Feb. 27, 2011, 1:45 a.m.
posted by quicksort
Fine-Tune Your Data Collection
One of the most important steps during implementation is fine-tuning your data collection to suit your specific needs.
One of the things that web measurement in no way lacks is available data there are hundreds of primary reports that can be generated and thousands of secondary reports available when you begin to drill down and cross-tab within the data. While some paint the plethora of data as "good news, " the converse is often true: there is definitely such a thing as "too much information" in web measurement.

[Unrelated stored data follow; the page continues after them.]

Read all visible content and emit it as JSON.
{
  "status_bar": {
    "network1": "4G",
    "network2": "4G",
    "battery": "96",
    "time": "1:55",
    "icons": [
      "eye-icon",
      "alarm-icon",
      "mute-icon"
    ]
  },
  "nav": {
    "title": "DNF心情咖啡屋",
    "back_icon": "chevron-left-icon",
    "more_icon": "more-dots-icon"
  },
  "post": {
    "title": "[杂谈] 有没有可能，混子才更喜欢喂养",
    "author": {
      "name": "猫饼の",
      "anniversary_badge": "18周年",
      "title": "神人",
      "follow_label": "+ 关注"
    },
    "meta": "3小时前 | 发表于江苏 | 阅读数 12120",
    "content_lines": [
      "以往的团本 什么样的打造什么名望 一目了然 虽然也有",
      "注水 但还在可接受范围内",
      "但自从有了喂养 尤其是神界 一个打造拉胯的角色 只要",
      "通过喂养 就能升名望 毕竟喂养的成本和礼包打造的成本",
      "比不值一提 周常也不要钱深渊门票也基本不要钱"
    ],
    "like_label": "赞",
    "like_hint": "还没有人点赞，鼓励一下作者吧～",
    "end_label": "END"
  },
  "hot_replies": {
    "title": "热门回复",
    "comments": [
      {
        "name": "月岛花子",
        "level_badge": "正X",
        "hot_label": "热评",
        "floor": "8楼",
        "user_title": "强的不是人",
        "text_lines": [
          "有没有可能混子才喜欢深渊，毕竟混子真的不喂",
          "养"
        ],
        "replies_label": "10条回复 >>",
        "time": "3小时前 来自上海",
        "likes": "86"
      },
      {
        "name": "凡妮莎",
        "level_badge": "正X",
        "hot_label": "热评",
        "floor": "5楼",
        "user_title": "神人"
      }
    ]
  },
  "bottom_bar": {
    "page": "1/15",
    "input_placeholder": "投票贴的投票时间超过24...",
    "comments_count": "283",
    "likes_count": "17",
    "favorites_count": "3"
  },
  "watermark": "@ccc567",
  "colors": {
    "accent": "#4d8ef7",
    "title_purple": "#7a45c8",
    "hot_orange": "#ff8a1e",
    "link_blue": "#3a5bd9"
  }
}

This is one reason key performance indicators [Hack #94] are such a valuable management tool: they help simplify data presentation and dissemination. After you have carefully considered your data needs before you set everything up [Hack #14], the next step is to fine-tune the data you collect so that you can make effective use of the KPI framework.
Web Server Logfiles
One of the first steps in reducing clutter is to log only data that you might like to eventually analyze. In the web measurement world, a web server logfile [Hack #22] refers to a combination of as many as four individual files: error logs, access logs, referrer logs, and agent logs. Fortunately, the combined and extended log formats used by Apache, Internet Information Server, and other popular web servers remove the need to process four separate files by combining useful elements into a single entry in the access log (often called the NCSA Extended or "combined" log format).
The combined logfile looks something like this (from http://httpd.apache.org/docs/logs.html#combined):
127.0.0.1 -frank [10/Oct/2000:13:55:36 -0700] "GET /apache_pb.gif HTTP/1.0" 200 2326 "http://www.example.com/start.html" "Mozilla/4.08 [en] (Win98; I ;Nav)"
The combined logfile provides a record of every request for every resource made to the web server. You're technically not required to record every hit [Hack #1] in the logfile. In fact, many people choose to exclude image requests from logging to cut down on the sheer volume of requests logged. In Apache, a change to mod_log_config will allow you to exclude image (GIF, PNG, or JPG) requests from your logfile:
SetEnvIf Request_URI "(\.gif|\.png|\.jpg)$" image CustomLog logs/images.log common env=image CustomLog logs/access.log common env=!image
Making this change to mod_log_config, and restarting Apache will exclude requests for images from your primary access log and instead write them to a separate file (images.log), which can periodically be erased to save space.
Every little bit of code reduction improves the initial performance of a page tag, something important to accuracy of measurement and, in some instances, the perception of page load time into the visitor's browser. In the same way, you should always strive to present visitors with the most optimized page possible. Any code used on your site should also be optimized.
Here are some categories you should consider eliminating:
Data about plug-ins
Unless you're deploying some kind of specific program to collect data about plug-ins [Hack #73], you should consider having this code removed.
If you're absolutely sure you don't have any downloadable files on your siteno PDFs or EXEs or DOC/XLS/PPT files that anyone would be requesting from your sitethis code is often suitable for removal. If in doubt, keep this code in place for 90 days to be absolutely sure you don't have downloadable files. Once you're sure that no such files exist, consider removing this code.
If you know you're not doing any online commerce and you're not going to be either leveraging commerce variables in some other fashion or assigning a dollar value to a nonrevenue event [Hack #39], removing code for collecting commerce data can often reduce files sizes significantly.
Why Not Just Collect Everything?
Given all you've read so far, you may perhaps be tempted to hedge your bets and just collect everything. This is not a bad idea in theory, but reality dictates that there is a cost associated with data collectionone you should be conscious of to prevent surprises down the road. Depending on your data collection and storage strategy, you need to consider reprocessing time for data and storage and collection costs.
3.1 It takes time to reprocess data.
Given the volumes of data you can collect from webserver logs, page tags, commerce applications, CRM databases, and the like, surely you can appreciate the problem associated with "Can I get a summary of the last two years' data?" By taking the time to streamline data collection, you will save yourself time if you need to look back and generate historical reports.
3.2 There are costs associated with collection and storage.
While disk I/O and storage gets less expensive every year, it's unlikely that it will ever be free, regardless of whether you house the data internally or keep it with a hosted provider. In fact, many hosted analytics vendors put a limit on the amount of time they keep your data (or at least keep it in a readily accessible format). From a financial perspective, ongoing data storage is a clear case of "more is more."
Finally, always remember, when in doubt, ask your vendor. They will undoubtedly have an opinion on what you should collect and how long that information should be kept. Don't necessarily take their word as gospel, but don't discount their opinions without consideration.